Serbien ist auch stark von russischem Gas abhängig. Einem Bericht der APR vom Dezember zufolge war die Ölgesellschaft Nafta Industrija Srbije (NIS), die sich in russischem Miteigentum befindet, im Jahr 2022 das profitabelste Unternehmen in Serbien. Der russische Gasriese Gazprom erwarb 2008 eine Mehrheitsbeteiligung (51%) an dem Unternehmen. Gazprom unterstützt auch Belgrads wichtigste Fußballmannschaft, Roter Stern.

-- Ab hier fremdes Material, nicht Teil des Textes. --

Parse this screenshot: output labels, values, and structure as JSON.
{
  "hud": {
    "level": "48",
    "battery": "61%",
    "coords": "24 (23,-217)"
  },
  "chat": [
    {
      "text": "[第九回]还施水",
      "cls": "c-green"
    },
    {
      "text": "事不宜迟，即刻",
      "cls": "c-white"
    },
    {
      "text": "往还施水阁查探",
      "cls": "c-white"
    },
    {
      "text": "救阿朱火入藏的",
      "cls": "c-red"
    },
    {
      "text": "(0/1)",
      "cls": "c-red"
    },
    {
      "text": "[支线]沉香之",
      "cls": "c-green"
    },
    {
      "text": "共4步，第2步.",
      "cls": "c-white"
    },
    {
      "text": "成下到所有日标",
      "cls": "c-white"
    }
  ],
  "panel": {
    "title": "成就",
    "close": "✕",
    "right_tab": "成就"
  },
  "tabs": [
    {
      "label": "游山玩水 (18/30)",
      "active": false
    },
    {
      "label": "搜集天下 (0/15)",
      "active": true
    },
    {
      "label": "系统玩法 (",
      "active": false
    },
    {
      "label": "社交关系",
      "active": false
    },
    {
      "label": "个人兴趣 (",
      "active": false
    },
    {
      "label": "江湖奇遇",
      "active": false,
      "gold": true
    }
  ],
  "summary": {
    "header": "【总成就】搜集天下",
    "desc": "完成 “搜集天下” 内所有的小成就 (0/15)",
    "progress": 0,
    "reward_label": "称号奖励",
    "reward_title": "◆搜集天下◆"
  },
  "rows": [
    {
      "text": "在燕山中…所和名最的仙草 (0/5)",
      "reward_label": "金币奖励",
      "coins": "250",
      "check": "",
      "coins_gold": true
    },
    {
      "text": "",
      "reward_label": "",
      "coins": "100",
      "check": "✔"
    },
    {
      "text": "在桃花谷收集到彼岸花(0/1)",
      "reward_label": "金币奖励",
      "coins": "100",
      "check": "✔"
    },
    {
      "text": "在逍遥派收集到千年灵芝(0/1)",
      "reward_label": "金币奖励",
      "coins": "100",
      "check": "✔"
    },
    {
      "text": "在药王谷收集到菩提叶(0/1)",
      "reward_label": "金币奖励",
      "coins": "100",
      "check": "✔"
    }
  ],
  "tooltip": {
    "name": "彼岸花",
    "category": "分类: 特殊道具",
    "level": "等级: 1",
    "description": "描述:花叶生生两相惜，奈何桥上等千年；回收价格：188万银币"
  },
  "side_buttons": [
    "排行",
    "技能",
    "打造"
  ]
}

Während Brüssel und London ihre Besorgnis über die Stärkung der Beziehungen zwischen Russland und Serbien zum Ausdruck bringen – der britische Außenminister David Cameron bezeichnete Serbien als „russischen Stellvertreter“ –, scheint Serbien dem Zustrom positiv gegenüberzustehen. Premierministerin Ana Brnabic begrüßte die Tausenden von russischen IT-Fachleuten und erklärte, die Neuankömmlinge könnten dazu beitragen, Serbien in ein technisches Zentrum zu verwandeln.